Помните Тобиаса Баджа? Я вот помню. Вы пришли в его магазин, чтобы купить струны для клавикорда, но вы понятия не имели, что в этот момент я сидел у него в подвале, истекая кровью, и вы буквально спасли мне жизнь своим появлением.
Кажется, у жизни чувство юмора прямо как у вас. Жестокое и для своих.
Я не боюсь быть раскрытым, насколько я знаю Джека, он никогда к вам не придет. Вы будете только мучить его и отправите обратно ни с чем. Он это знает. Вы это знаете. И даже если вы раскроете мое имя, вам это ничем не поможет. Уже. Я покончил с прошлой жизнью, можете меня поздравить.
Вы знаете, почему я все же написал. О, вы отлично знаете, и, могу поклясться, первое время вас это бесило не меньше, чем меня. Что это за всеобъемлющий голод, который можно утешить лишь одним добрым словом? Вы воззвали ко мне не менее отчаянно, чем я взывал к вам.
И я все еще понятия не имею, что с этим делать. Можем подумать вместе.
С уважением,
ваш друг.
П.С. Ответ можете отправить в университет Северной Дакоты на имя Абигейл Хоббс. Но только на этот раз.
29 сентября 1981 год
— Зачем ты это делаешь?
Уилл откусил яблоко и поднял голову от газеты. Он сидел на пластиковом стуле возле камеры Питера, ожидая, пока тот побреется. В блоке для особо опасных бритье позволялось заключенным два раза в неделю, душ — один раз.
— О чем ты?
Питер по-птичьи моргнул, в глазах отразилось любопытство напополам со страхом. Пена на подбородке белыми линиями стекала на шею, он махнул рукой вокруг.
— Это.
— Тебе придется быть конкретнее, — Уилл улыбнулся, прекрасно зная, о чем тот говорил, но не собираясь помогать. Он и сам когда-то был на его месте, ступая по зыбкой дорожке социализации, и жалость всегда бесила его больше всего.
— Почему ты со мной добр?
— Потому что ты того заслуживаешь.
— Я убийца.
— Да? Ты уверен?
Питер открыл и закрыл рот, явно запутавшись.
— А ты нет?
— Я думаю, — Уилл откусил яблоко и прожевал, подбирая слова, — что тебе очень не повезло с друзьями.
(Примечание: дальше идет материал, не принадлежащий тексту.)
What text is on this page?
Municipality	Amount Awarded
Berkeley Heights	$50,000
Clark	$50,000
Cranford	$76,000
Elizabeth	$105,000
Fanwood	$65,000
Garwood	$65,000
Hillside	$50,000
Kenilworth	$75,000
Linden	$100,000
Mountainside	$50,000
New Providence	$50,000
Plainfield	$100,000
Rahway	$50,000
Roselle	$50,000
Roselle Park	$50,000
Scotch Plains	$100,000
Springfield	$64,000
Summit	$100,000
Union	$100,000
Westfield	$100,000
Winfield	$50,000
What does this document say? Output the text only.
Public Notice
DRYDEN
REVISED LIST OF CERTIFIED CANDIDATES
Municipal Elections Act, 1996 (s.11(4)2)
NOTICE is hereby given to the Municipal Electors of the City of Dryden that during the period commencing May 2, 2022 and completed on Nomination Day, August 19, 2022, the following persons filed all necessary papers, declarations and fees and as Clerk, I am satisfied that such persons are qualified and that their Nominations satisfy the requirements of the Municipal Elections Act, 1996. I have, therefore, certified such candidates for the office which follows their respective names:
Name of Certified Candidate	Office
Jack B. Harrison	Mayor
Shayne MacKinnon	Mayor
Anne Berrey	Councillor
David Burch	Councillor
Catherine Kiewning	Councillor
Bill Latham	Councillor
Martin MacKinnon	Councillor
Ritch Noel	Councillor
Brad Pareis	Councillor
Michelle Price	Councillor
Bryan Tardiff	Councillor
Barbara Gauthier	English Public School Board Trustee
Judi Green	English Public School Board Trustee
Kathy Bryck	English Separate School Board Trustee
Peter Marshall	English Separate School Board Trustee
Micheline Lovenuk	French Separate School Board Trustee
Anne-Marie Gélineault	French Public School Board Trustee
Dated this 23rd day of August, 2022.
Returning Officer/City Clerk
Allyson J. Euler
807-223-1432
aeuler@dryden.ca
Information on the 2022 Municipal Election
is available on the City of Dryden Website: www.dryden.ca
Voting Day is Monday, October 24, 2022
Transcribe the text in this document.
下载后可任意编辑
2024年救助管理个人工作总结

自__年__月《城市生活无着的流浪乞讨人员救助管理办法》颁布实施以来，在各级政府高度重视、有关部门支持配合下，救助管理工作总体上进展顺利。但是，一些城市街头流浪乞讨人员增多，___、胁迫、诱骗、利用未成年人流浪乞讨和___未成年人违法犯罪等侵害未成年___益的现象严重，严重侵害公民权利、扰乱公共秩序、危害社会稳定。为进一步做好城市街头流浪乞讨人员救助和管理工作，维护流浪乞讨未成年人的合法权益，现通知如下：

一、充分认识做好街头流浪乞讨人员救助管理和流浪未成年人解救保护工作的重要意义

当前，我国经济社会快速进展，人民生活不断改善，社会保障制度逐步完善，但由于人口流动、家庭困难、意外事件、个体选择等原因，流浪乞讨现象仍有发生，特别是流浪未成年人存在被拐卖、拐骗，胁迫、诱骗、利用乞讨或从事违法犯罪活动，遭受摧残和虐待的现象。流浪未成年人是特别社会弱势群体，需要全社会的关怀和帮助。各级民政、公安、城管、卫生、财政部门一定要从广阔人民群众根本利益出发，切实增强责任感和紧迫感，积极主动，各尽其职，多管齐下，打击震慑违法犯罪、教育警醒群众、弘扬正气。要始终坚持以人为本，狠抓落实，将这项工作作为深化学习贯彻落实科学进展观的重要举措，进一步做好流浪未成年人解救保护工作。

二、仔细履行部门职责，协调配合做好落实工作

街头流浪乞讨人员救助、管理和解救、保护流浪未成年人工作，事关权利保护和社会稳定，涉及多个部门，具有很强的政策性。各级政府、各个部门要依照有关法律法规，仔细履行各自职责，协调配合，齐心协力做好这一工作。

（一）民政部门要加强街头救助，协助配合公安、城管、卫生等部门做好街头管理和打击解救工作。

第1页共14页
— Я… я не понимаю, о чем ты. — Питер отвернулся, отложив бритву на ободок раковины, и обнял себя двумя руками.
— Понимаешь.
Уилл пересел вместе со стулом чуть правее, спрятавшись за стеной, чтобы дать Питеру иллюзию уединения. Удерживая яблоко в руке, он откинул голову назад и закрыл глаза.
— Он был единственным, кто не смеялся над тобой. Кто принимал тебя таким, какой ты есть, и не просил ради него измениться. Он был опасен, но не по отношению к тебе. Никогда. Но и закрывать глаза на то, что он творит ужасные, жестокие вещи, ты не смог. Ты пытался предупредить, но никто тебе не поверил.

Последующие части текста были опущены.